4.3. Detection of Anti-HEV Antibodies and HEV Antigen

Total Anti-HEV antibodies and HEV Ag were tested by commercial enzyme-linked immunosorbent assay (ELISA) kits (Wantai, Beijing, China). Signal-to-cutoff (S/CO) values for anti-HEV antibody were calculated and values >1 were considered positive. All experiments were carried out under the manufacturers’ instructions and detailed methods were described in a previous study [39].

4.4. Detection of HEV RNA

Approximately 100 mg of the fresh tissue collected was homogenized in 1 mL of TRIzol reagent (Invitrogen, Burlington, ON, Canada) and clarified by centrifugation at 5000× g for 15 min at 4 °C and subjected to RNA extraction [33]. RNA was extracted from supernatants, 100 μL of bile or urine using TRIzol reagent. A RT-nPCR with primers targeting partial ORF2 genes of the HEV genome, were used to screen for the presence of HEV RNA [21,38]. HEV-positive samples were commercially sequenced according to the manufacturer’s instructions (Beijing Genomics Institute, Beijing, China) on an automatic DNA sequencer (ABI model 3730 sequencer; Applied Biosystems, Foster City, CA, USA).
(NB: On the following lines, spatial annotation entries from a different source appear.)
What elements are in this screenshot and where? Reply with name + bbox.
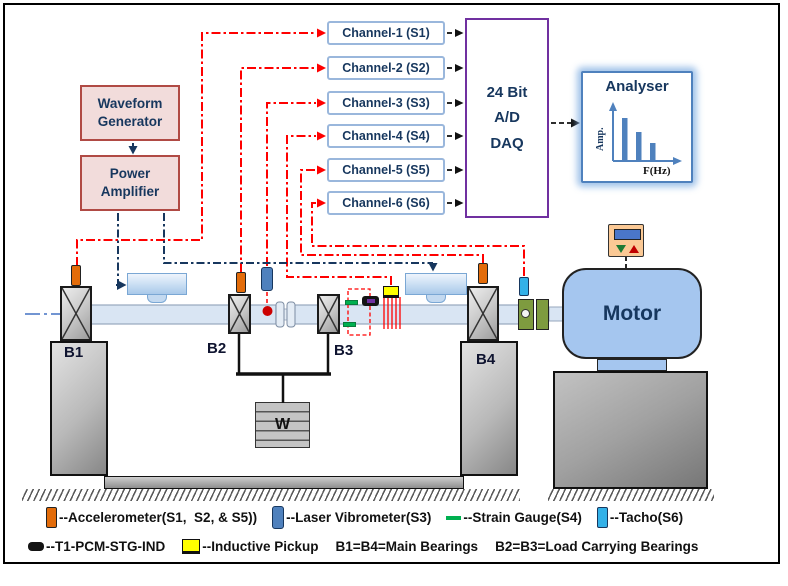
- daq-label-line2: A/D: [494, 109, 520, 127]
- channel-1-box: Channel-1 (S1): [327, 21, 445, 45]
- shaker-2-stinger: [426, 295, 446, 303]
- channel-6-box: Channel-6 (S6): [327, 191, 445, 215]
- motor: Motor: [562, 268, 702, 359]
- channel-3-box: Channel-3 (S3): [327, 91, 445, 115]
- bearing-cross: [62, 288, 90, 339]
- waveform-generator-label: Waveform Generator: [97, 95, 163, 129]
- legend-item-load-bearings: B2=B3=Load Carrying Bearings: [495, 539, 698, 554]
- strain-gauge-bottom: [343, 322, 356, 327]
- shaker-1: [127, 273, 187, 295]
- accelerometer-s1: [71, 265, 81, 286]
- analyser-xlabel: F(Hz): [643, 165, 671, 177]
- base-beam: [104, 476, 464, 489]
- analyser-title: Analyser: [605, 78, 669, 95]
- hanging-weight-block: W: [255, 402, 310, 448]
- spectrum-bar-3: [650, 143, 656, 160]
- shaker-2: [405, 273, 467, 295]
- coupling-flange-right: [536, 299, 549, 330]
- legend-label-strain-gauge: --Strain Gauge(S4): [463, 510, 582, 525]
- shaker-1-stinger: [147, 295, 167, 303]
- legend-item-inductive-pickup: --Inductive Pickup: [182, 539, 319, 554]
- bearing-b3: [317, 294, 340, 334]
- accelerometer-s2: [236, 272, 246, 293]
- analyser-ylabel: Amp.: [595, 127, 606, 151]
- diagram-border-frame: [3, 3, 780, 564]
- label-b1: B1: [64, 344, 84, 361]
- legend-label-main-bearings: B1=B4=Main Bearings: [335, 539, 479, 554]
- bearing-b2: [228, 294, 251, 334]
- bearing-cross: [319, 296, 338, 332]
- telemetry-icon: [28, 542, 44, 551]
- bearing-b4: [467, 286, 499, 341]
- legend-item-tacho: --Tacho(S6): [596, 507, 684, 528]
- power-amplifier-box: Power Amplifier: [80, 155, 180, 211]
- legend-label-tacho: --Tacho(S6): [609, 510, 684, 525]
- bearing-b1: [60, 286, 92, 341]
- inductive-pickup-icon: [182, 539, 201, 554]
- vfd-display: [614, 229, 641, 240]
- vfd-up-button: [629, 245, 639, 253]
- legend-label-laser-vibrometer: --Laser Vibrometer(S3): [286, 510, 432, 525]
- legend-row-2: --T1-PCM-STG-IND --Inductive Pickup B1=B…: [28, 539, 698, 554]
- daq-label-line3: DAQ: [490, 134, 524, 152]
- bearing-cross: [230, 296, 249, 332]
- laser-vibrometer-icon: [272, 506, 285, 529]
- label-b4: B4: [476, 351, 496, 368]
- legend-item-laser-vibrometer: --Laser Vibrometer(S3): [272, 506, 431, 529]
- legend-item-accelerometer: --Accelerometer(S1, S2, & S5)): [46, 507, 257, 528]
- strain-gauge-icon: [446, 515, 462, 520]
- spectrum-bars: [622, 118, 656, 160]
- spectrum-bar-1: [622, 118, 628, 160]
- telemetry-indicator: [366, 299, 375, 303]
- laser-vibrometer-s3: [261, 267, 273, 291]
- motor-base: [553, 371, 708, 489]
- channel-2-box: Channel-2 (S2): [327, 56, 445, 80]
- vfd-down-button: [616, 245, 626, 253]
- channel-2-label: Channel-2 (S2): [342, 61, 430, 75]
- channel-5-label: Channel-5 (S5): [342, 163, 430, 177]
- motor-foot: [597, 359, 667, 371]
- label-b2: B2: [207, 340, 227, 357]
- channel-3-label: Channel-3 (S3): [342, 96, 430, 110]
- strain-gauge-top: [345, 300, 358, 305]
- analyser-spectrum-chart: Amp. F(Hz): [595, 102, 682, 177]
- legend-row-1: --Accelerometer(S1, S2, & S5)) --Laser V…: [46, 506, 683, 529]
- bearing-cross: [469, 288, 497, 339]
- coupling-bolt-hole: [521, 309, 530, 318]
- x-axis-arrow: [673, 157, 682, 165]
- channel-6-label: Channel-6 (S6): [342, 196, 430, 210]
- legend-label-load-bearings: B2=B3=Load Carrying Bearings: [495, 539, 699, 554]
- ground-hatching-left: [22, 489, 520, 501]
- daq-box: 24 Bit A/D DAQ: [465, 18, 549, 218]
- pedestal-b4: [460, 341, 518, 476]
- power-amplifier-label: Power Amplifier: [100, 165, 160, 199]
- telemetry-transmitter: [362, 296, 379, 306]
- channel-1-label: Channel-1 (S1): [342, 26, 430, 40]
- weight-label: W: [274, 416, 291, 433]
- channel-5-box: Channel-5 (S5): [327, 158, 445, 182]
- legend-item-strain-gauge: --Strain Gauge(S4): [446, 510, 582, 525]
- waveform-generator-box: Waveform Generator: [80, 85, 180, 141]
- accelerometer-icon: [46, 507, 57, 528]
- channel-4-box: Channel-4 (S4): [327, 124, 445, 148]
- tacho-icon: [596, 507, 608, 528]
- vfd-controller: [608, 224, 644, 257]
- legend-label-inductive-pickup: --Inductive Pickup: [202, 539, 319, 554]
- motor-label: Motor: [602, 301, 662, 325]
- ground-hatching-right: [548, 489, 714, 501]
- pedestal-b1: [50, 341, 108, 476]
- inductive-pickup: [383, 286, 399, 298]
- legend-item-telemetry: --T1-PCM-STG-IND: [28, 539, 165, 554]
- legend-label-accelerometer: --Accelerometer(S1, S2, & S5)): [59, 510, 258, 525]
- y-axis-arrow: [609, 102, 617, 111]
- spectrum-bar-2: [636, 132, 642, 160]
- legend-label-telemetry: --T1-PCM-STG-IND: [46, 539, 166, 554]
- legend-item-main-bearings: B1=B4=Main Bearings: [336, 539, 479, 554]
- channel-4-label: Channel-4 (S4): [342, 129, 430, 143]
- tacho-s6: [519, 277, 529, 296]
- label-b3: B3: [334, 342, 354, 359]
- daq-label-line1: 24 Bit: [486, 83, 528, 101]
- accelerometer-s5: [478, 263, 488, 284]
- analyser-box: Analyser Amp. F(Hz): [581, 71, 693, 183]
Standard precautions were taken to avoid PCR contamination as previously described [38], and no false-positive result was observed for negative controls. All sequences were submitted to GenBank with accession numbers MZ032036-MZ032041.

Quantification of HEV RNA was carried out using a commercial One-Step RT-qPCR kit (Promega, Madison, WI, USA) with a previously established in-house method [40]. To quantify the HEV RNA copy number in the sample, serial dilutions of capped HEV RNA (109 to 101 copies) were constructed and used as the standard for quantification of viral genome copy number [31]. The final viral copy number in fecal sample and tissues was adjusted to copies/g, and bile and urine samples to copies/mL.
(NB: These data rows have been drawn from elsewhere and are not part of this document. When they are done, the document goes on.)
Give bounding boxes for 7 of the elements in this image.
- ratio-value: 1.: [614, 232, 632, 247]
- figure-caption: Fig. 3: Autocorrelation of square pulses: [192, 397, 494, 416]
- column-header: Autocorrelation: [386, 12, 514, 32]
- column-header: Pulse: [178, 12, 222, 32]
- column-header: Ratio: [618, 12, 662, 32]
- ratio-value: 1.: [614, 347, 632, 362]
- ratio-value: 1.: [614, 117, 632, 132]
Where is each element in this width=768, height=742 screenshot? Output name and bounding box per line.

4.5. Phylogenetic Analysis

Nucleotide sequences were assembled and analyzed using MEGA 6.0 [41]. Phylogenetic trees of the six partial HEV-3ra sequences were constructed by the neighbor-joining method and evaluated by the interior branch test method with the aid of the MEGA 6.0 software. One thousand re-samplings of the data were used to calculate the percentage of trees containing each branch. Bootstrap values less than 70% were not shown. All the reference sequences were retrieved from GenBank.
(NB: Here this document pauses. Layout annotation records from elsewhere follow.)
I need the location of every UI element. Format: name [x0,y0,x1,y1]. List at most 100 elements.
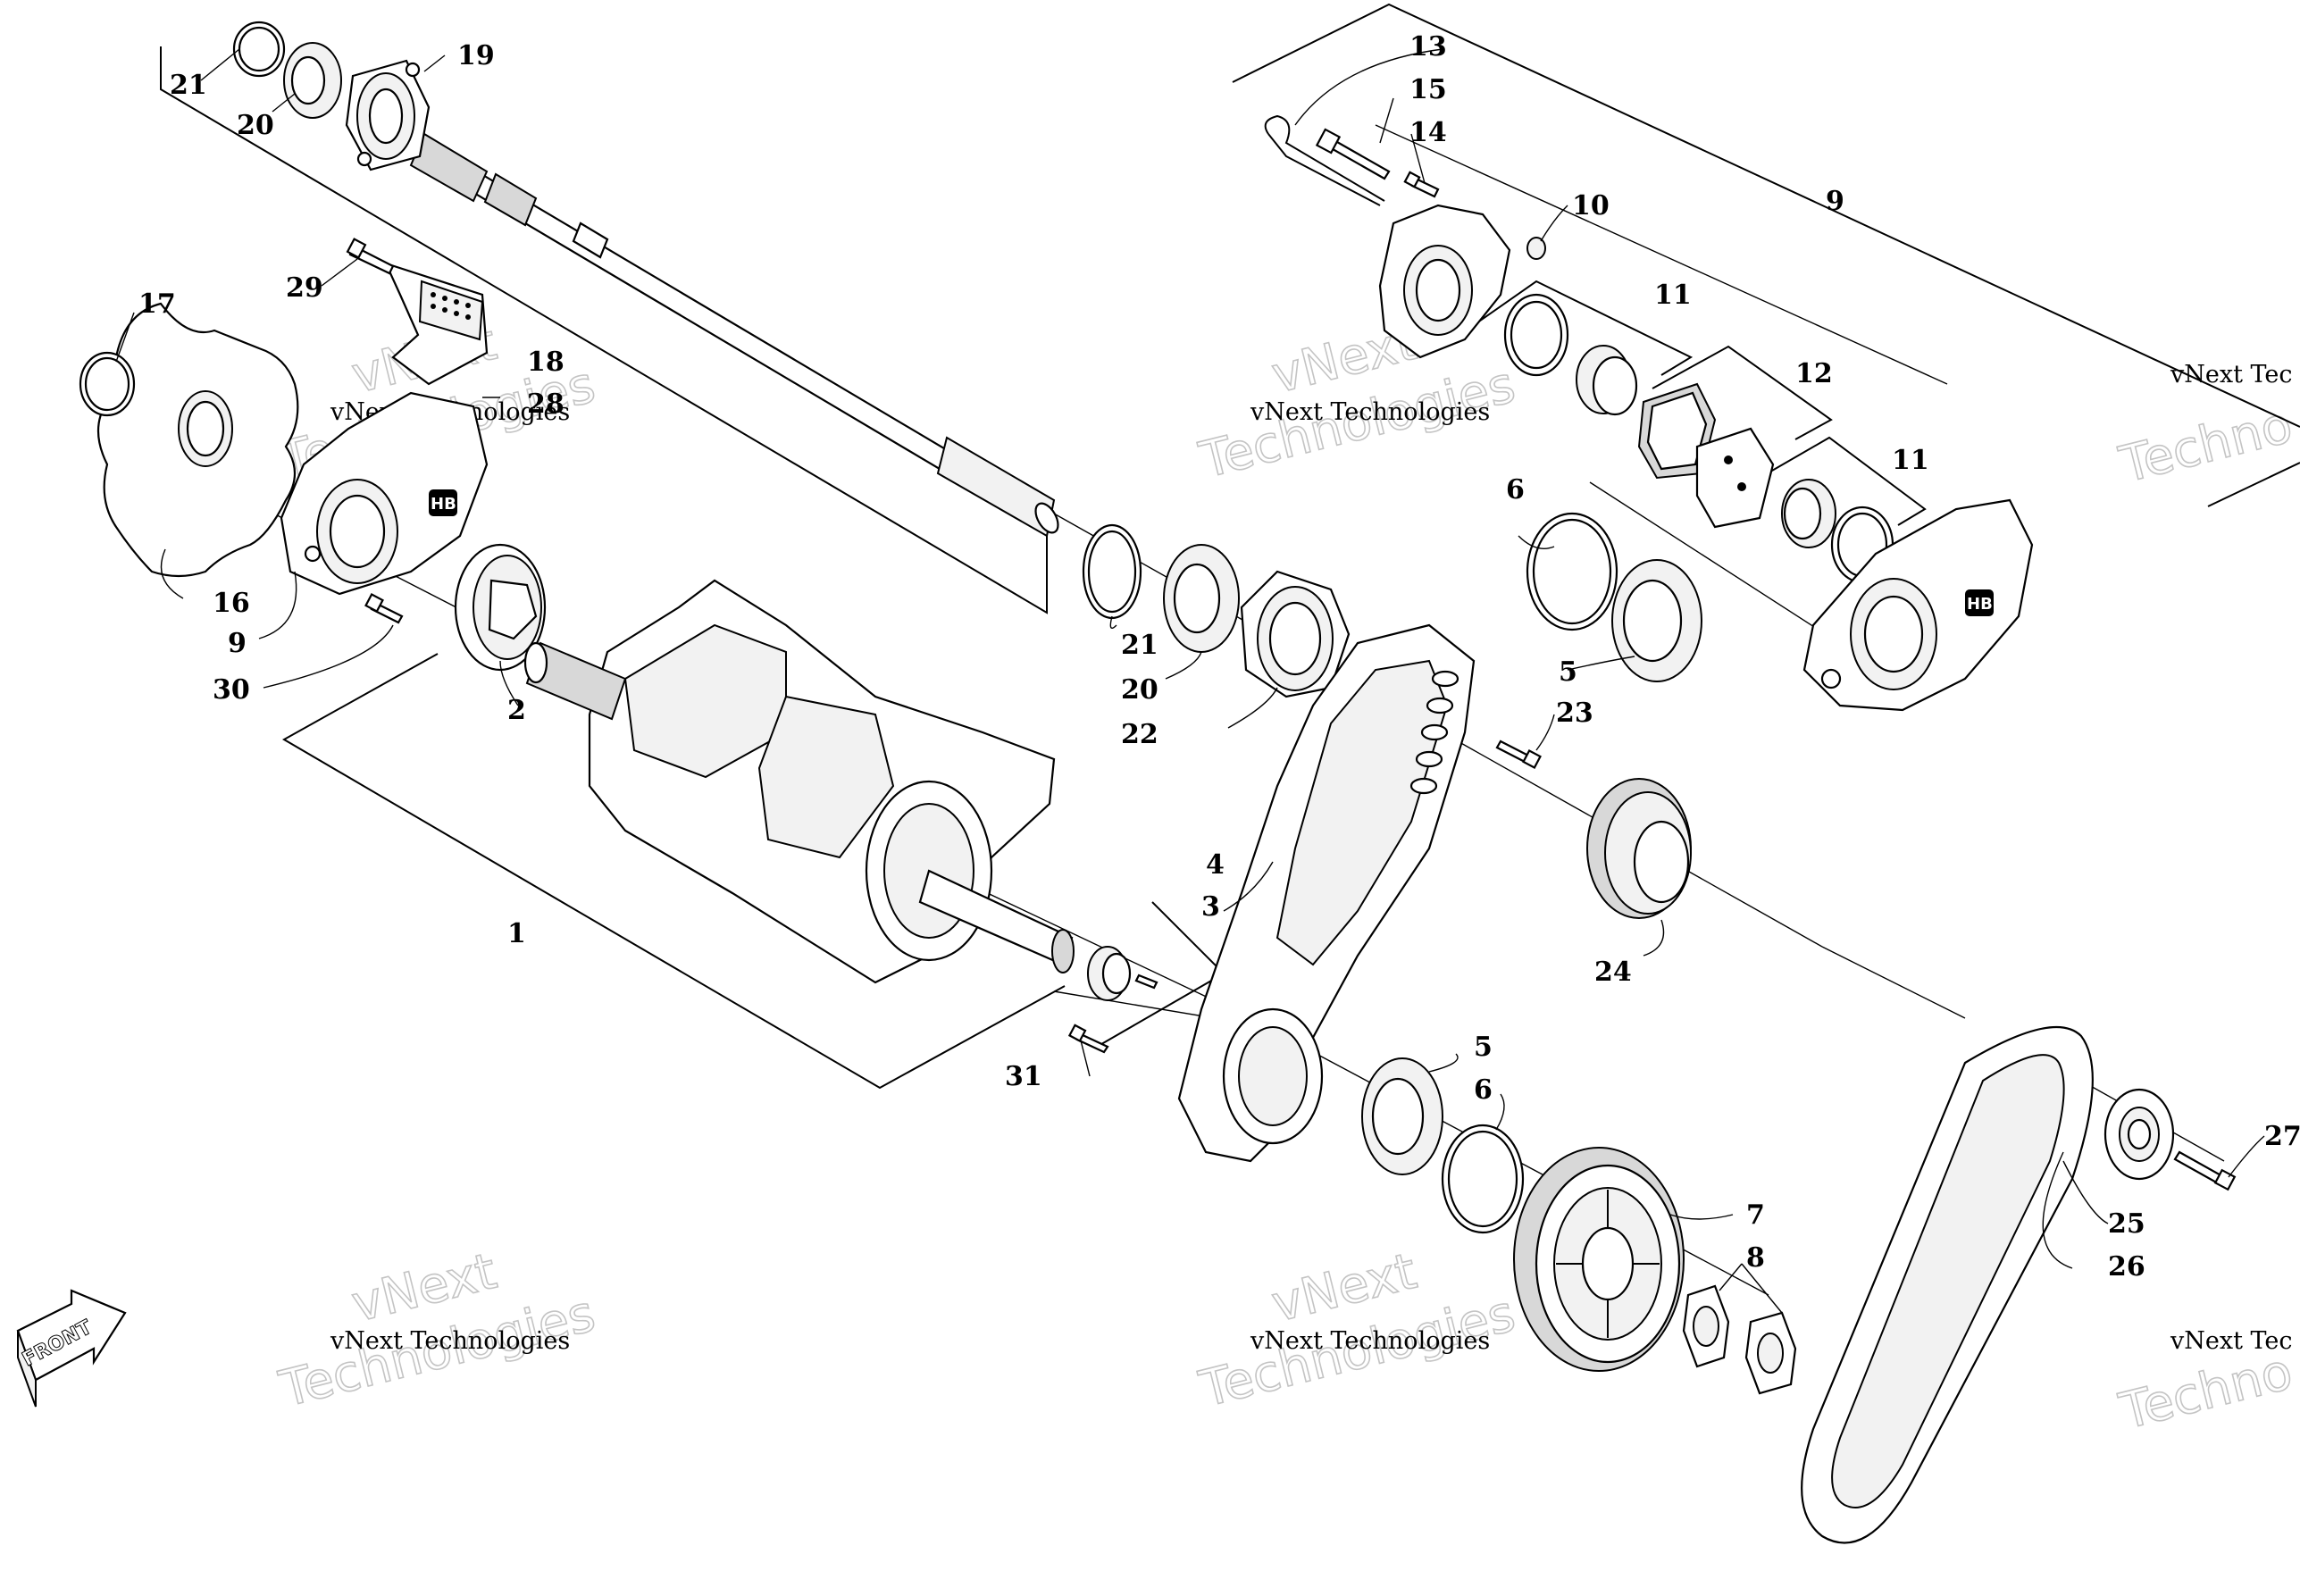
snap-ring-21-center [1082,523,1142,620]
callout-9-upper: 9 [1826,186,1844,217]
callout-28: 28 [527,389,565,420]
bracket-group-11-lower [1759,436,1927,526]
callout-5-lower: 5 [1474,1032,1493,1063]
jackshaft [409,132,1059,538]
callout-22: 22 [1121,719,1158,750]
svg-text:Techno: Techno [2114,396,2298,495]
callout-12: 12 [1795,358,1833,389]
piston-11-upper [1576,345,1638,416]
bracket-shaft-group [160,46,1048,614]
callout-18: 18 [527,347,565,378]
callout-10: 10 [1572,190,1610,221]
chaincase-ribs [1409,670,1459,795]
callout-15: 15 [1409,74,1447,105]
cotter-pin-13 [1264,114,1385,206]
caliper-half-upper [1378,204,1511,359]
seal-2 [454,543,547,672]
callout-2: 2 [507,695,526,726]
bolt-30 [364,593,404,624]
nut-8-b [1744,1311,1797,1395]
brake-pad-12-b [1695,427,1775,529]
callout-21-center: 21 [1121,630,1158,661]
bolt-29 [346,238,395,275]
bracket-group-11-upper [1455,280,1694,376]
sprocket-16 [97,302,299,578]
leader-lines [115,48,2265,1314]
svg-text:vNext Tec: vNext Tec [2170,361,2293,389]
bleeder-14 [1403,171,1440,198]
bearing-5-upper [1611,559,1702,682]
callout-4: 4 [1206,849,1225,881]
callout-13: 13 [1409,31,1447,63]
callout-1: 1 [507,918,526,949]
svg-text:Techno: Techno [2114,1342,2298,1441]
nut-8-a [1682,1284,1730,1368]
callout-20-center: 20 [1121,674,1158,706]
svg-text:HB: HB [1967,595,1993,614]
callout-11-upper: 11 [1654,280,1692,311]
bearing-20-top [283,42,342,119]
bolt-27 [2173,1150,2237,1191]
bracket-holes [431,292,471,320]
callout-23: 23 [1556,698,1593,729]
callout-29: 29 [286,272,323,304]
bolt-31 [1067,1024,1109,1054]
washer-25 [2103,1088,2175,1181]
coupler-3 [1087,946,1158,1001]
caliper-half-lower-9: HB [1802,498,2034,712]
svg-text:vNext Tec: vNext Tec [2170,1327,2293,1355]
seal-11-upper [1503,293,1569,377]
bracket-group-12 [1652,345,1833,440]
callout-21-top: 21 [170,70,207,101]
snap-ring-6-upper [1526,512,1618,631]
callout-30: 30 [213,674,250,706]
callout-3: 3 [1201,891,1220,923]
callout-8: 8 [1746,1242,1765,1274]
bearing-5-lower [1361,1057,1443,1175]
plug-10 [1526,237,1546,260]
callout-25: 25 [2108,1208,2145,1240]
bracket-caliper-group-9 [1232,3,2300,507]
pin-15 [1315,128,1391,180]
front-arrow: FRONT [16,1289,127,1408]
svg-text:vNext Technologies: vNext Technologies [1250,398,1490,426]
callout-5-upper: 5 [1559,656,1577,688]
snap-ring-6-lower [1441,1124,1525,1234]
callout-27: 27 [2264,1121,2300,1152]
callout-7: 7 [1746,1199,1765,1231]
caliper-bracket-left-9: HB [280,391,489,596]
callout-24: 24 [1594,957,1632,988]
callout-19: 19 [457,40,495,71]
snap-ring-17 [79,351,136,417]
callout-26: 26 [2108,1251,2145,1283]
watermark-top-center: vNext Technologies vNext Technologies [1193,313,1521,490]
gearcase-1 [523,579,1075,984]
callout-11-lower: 11 [1892,445,1929,476]
snap-ring-21-top [232,21,286,78]
svg-text:HB: HB [431,495,456,514]
svg-text:vNext Technologies: vNext Technologies [330,1327,570,1355]
bracket-gearcase-group-1 [281,653,1066,1090]
bearing-housing-22 [1240,570,1351,698]
bearing-20-center [1163,544,1240,653]
brake-pad-12-a [1637,382,1717,480]
gear-spokes [1556,1190,1660,1338]
callout-14: 14 [1409,117,1447,148]
watermark-bottom-left: vNext Technologies vNext Technologies [273,1241,601,1419]
sprocket-24 [1586,778,1692,919]
callouts: 1 2 3 4 5 5 6 6 7 8 9 9 10 11 11 12 13 1… [138,31,2300,1283]
callout-17: 17 [138,288,176,320]
callout-20-top: 20 [237,110,274,141]
chaincase-4 [1177,623,1476,1163]
bearing-flange-19 [345,59,431,171]
watermark-bottom-center: vNext Technologies vNext Technologies [1193,1241,1521,1419]
callout-6-upper: 6 [1506,474,1525,506]
gear-7 [1513,1147,1685,1372]
callout-16: 16 [213,588,250,619]
callout-9-left: 9 [228,628,247,659]
svg-text:vNext Technologies: vNext Technologies [1250,1327,1490,1355]
belt-26 [1801,1025,2094,1544]
callout-31: 31 [1005,1061,1042,1092]
watermark-top-right: vNext Tec Techno [2113,361,2299,496]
4.6. Histopathological Assays

The rabbits’ liver tissues were fixed in 10% neutral buffered formalin and were subsequently embedded in paraffin. Specimens were cut into 4 μm sections. Slides were stained with HE and subjected to histopathological examination [38].

5. Conclusions

We demonstrated that past or recent HEV infection existed in laboratory rabbits in Beijing, China, and the results strongly suggested that HEV is widespread in this special animal population. Researchers engage in, not only HEV study, but also other pathogens should be aware of the influence of pre-existing HEV infection on other pathogens infection. Further study should address this issue and the risk of HEV infection in research personnel should be investigated.